The company intends to build a nationwide telecom network by the second half of 2009, taking on entrenched players like Bharti Airtel, Reliance Communications (RCOM), Vodafone Essar and Tata Teleservices. Sistema is planning to invest $7 billion over the next three years for building the network. “While there is huge potential in the market today as India is looking at a 600 million plus subscriber base by 2012, Shyam will have to expedite network rollout to capture this market,” says Sourabh Kaushal, industry manager, ICT Practice, Frost & Sullivan.
To expedite network rollout, Shyam is considering sharing both passive and active infrastructure. While the industry has witnessed considerable passive infrastructure sharing amongst operators over the past two years, Shyam is expected to undertake the first active infrastructuresharing arrangement in the country.
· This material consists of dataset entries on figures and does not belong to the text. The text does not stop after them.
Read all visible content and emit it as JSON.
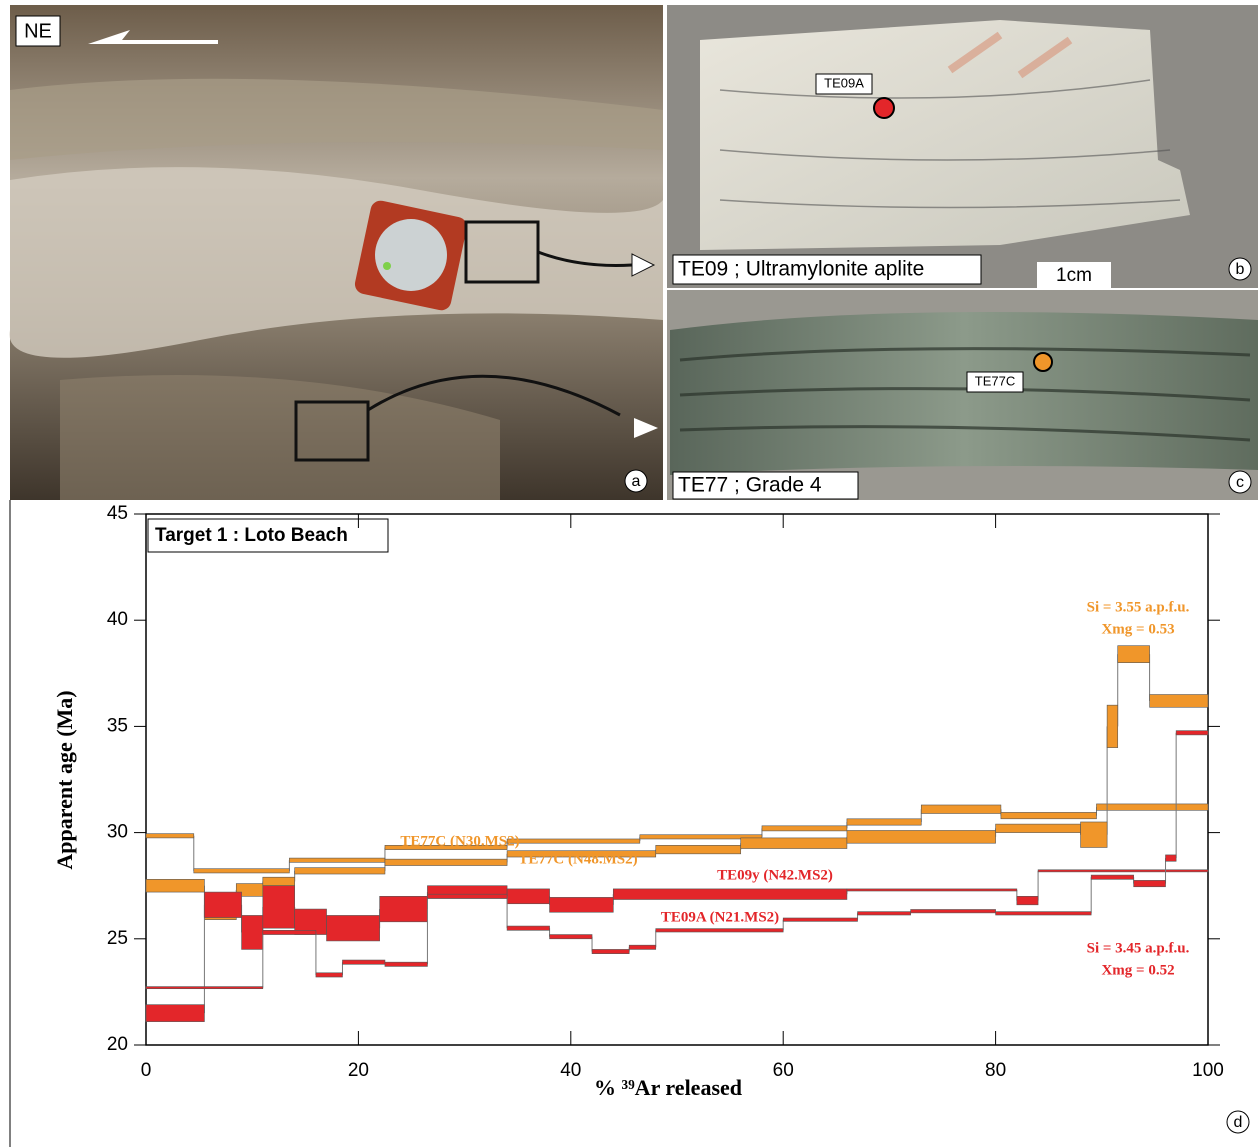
{
  "panels": {
    "a": {
      "label": "a",
      "orientation": "NE"
    },
    "b": {
      "label": "b",
      "sample": "TE09A",
      "caption": "TE09 ; Ultramylonite aplite",
      "scale": "1cm"
    },
    "c": {
      "label": "c",
      "sample": "TE77C",
      "caption": "TE77 ; Grade 4"
    },
    "d": {
      "label": "d"
    }
  },
  "chart_data": {
    "type": "step-spectrum",
    "title": "Target 1 : Loto Beach",
    "x_label": "% ³⁹Ar released",
    "y_label": "Apparent age (Ma)",
    "xlim": [
      0,
      100
    ],
    "ylim": [
      20,
      45
    ],
    "xticks": [
      0,
      20,
      40,
      60,
      80,
      100
    ],
    "yticks": [
      20,
      25,
      30,
      35,
      40,
      45
    ],
    "series": [
      {
        "name": "TE77C (N30.MS2)",
        "color": "#f0962a",
        "bins": [
          0,
          4.5,
          13.5,
          22.5,
          34,
          46.5,
          58,
          66,
          73,
          80.5,
          89.5,
          100
        ],
        "values": [
          29.85,
          28.2,
          28.7,
          29.3,
          29.6,
          29.8,
          30.2,
          30.5,
          31.1,
          30.8,
          31.2
        ],
        "errors": [
          0.1,
          0.1,
          0.1,
          0.1,
          0.1,
          0.1,
          0.12,
          0.15,
          0.2,
          0.15,
          0.15
        ]
      },
      {
        "name": "TE77C (N48.MS2)",
        "color": "#f0962a",
        "bins": [
          0,
          5.5,
          8.5,
          11,
          14,
          22.5,
          34,
          48,
          56,
          66,
          80,
          88,
          90.5,
          91.5,
          94.5,
          100
        ],
        "values": [
          27.5,
          26.0,
          27.3,
          27.7,
          28.2,
          28.6,
          29.0,
          29.2,
          29.5,
          29.8,
          30.2,
          29.9,
          35.0,
          38.4,
          36.2
        ],
        "errors": [
          0.3,
          0.1,
          0.3,
          0.2,
          0.15,
          0.15,
          0.15,
          0.2,
          0.25,
          0.3,
          0.2,
          0.6,
          1.0,
          0.4,
          0.3
        ]
      },
      {
        "name": "TE09y (N42.MS2)",
        "color": "#e3262a",
        "bins": [
          0,
          5.5,
          9,
          11,
          14,
          17,
          22,
          26.5,
          34,
          38,
          44,
          66,
          82,
          84,
          100
        ],
        "values": [
          21.5,
          26.6,
          25.3,
          26.5,
          25.8,
          25.5,
          26.4,
          27.2,
          27.0,
          26.6,
          27.1,
          27.3,
          26.8,
          28.2
        ],
        "errors": [
          0.4,
          0.6,
          0.8,
          1.0,
          0.6,
          0.6,
          0.6,
          0.3,
          0.35,
          0.35,
          0.25,
          0.05,
          0.2,
          0.05
        ]
      },
      {
        "name": "TE09A (N21.MS2)",
        "color": "#e3262a",
        "bins": [
          0,
          11,
          16,
          18.5,
          22.5,
          26.5,
          34,
          38,
          42,
          45.5,
          48,
          60,
          67,
          72,
          80,
          89,
          93,
          96,
          97,
          100
        ],
        "values": [
          22.7,
          25.3,
          23.3,
          23.9,
          23.8,
          27.0,
          25.5,
          25.1,
          24.4,
          24.6,
          25.4,
          25.9,
          26.2,
          26.3,
          26.2,
          27.9,
          27.6,
          28.8,
          34.7
        ],
        "errors": [
          0.05,
          0.1,
          0.1,
          0.1,
          0.1,
          0.1,
          0.1,
          0.1,
          0.1,
          0.1,
          0.08,
          0.08,
          0.08,
          0.08,
          0.08,
          0.1,
          0.15,
          0.15,
          0.1
        ]
      }
    ],
    "annotations": [
      {
        "lines": [
          "Si = 3.55 a.p.f.u.",
          "Xmg = 0.53"
        ],
        "color": "#f0962a"
      },
      {
        "lines": [
          "Si = 3.45 a.p.f.u.",
          "Xmg = 0.52"
        ],
        "color": "#e3262a"
      }
    ]
  }
}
The company is also exploring the possibility of a Rs 50 billion deal, spread over 10 years, with Reliance Telecom Infrastructure Limited (RTIL), RCOM’s hived off tower company. Under this, Shyam Telelink would offer mobile services by riding on RTIL’s infrastructure, both active and passive, for 10 years. This would enable the company to launch operations without setting up its own network.
It would, moreover, allow Shyam to offer roaming services in circles where it does not have operations, making this the first inter-operator roaming service in the Indian CDMA space.
The Shyam-RTIL model is expected to pave the way for more such deals as new entrants try to save time in rolling out networks across the country. According to industry experts, rollout times can be advanced by eight to 12 months if the new players adopt such a model.
Going forward, Shyam has chalked out an ambitious gameplan, targeting a subscriber base of 60 million and a 9 per cent share of the wireless market by 2017. Given the competitiveness of the Indian telecom sector and the company’s own modest market share of 0.04 per cent, this, no doubt, is a Herculean task. But perhaps, that’s precisely the kind of challenge Shyam is spoiling for.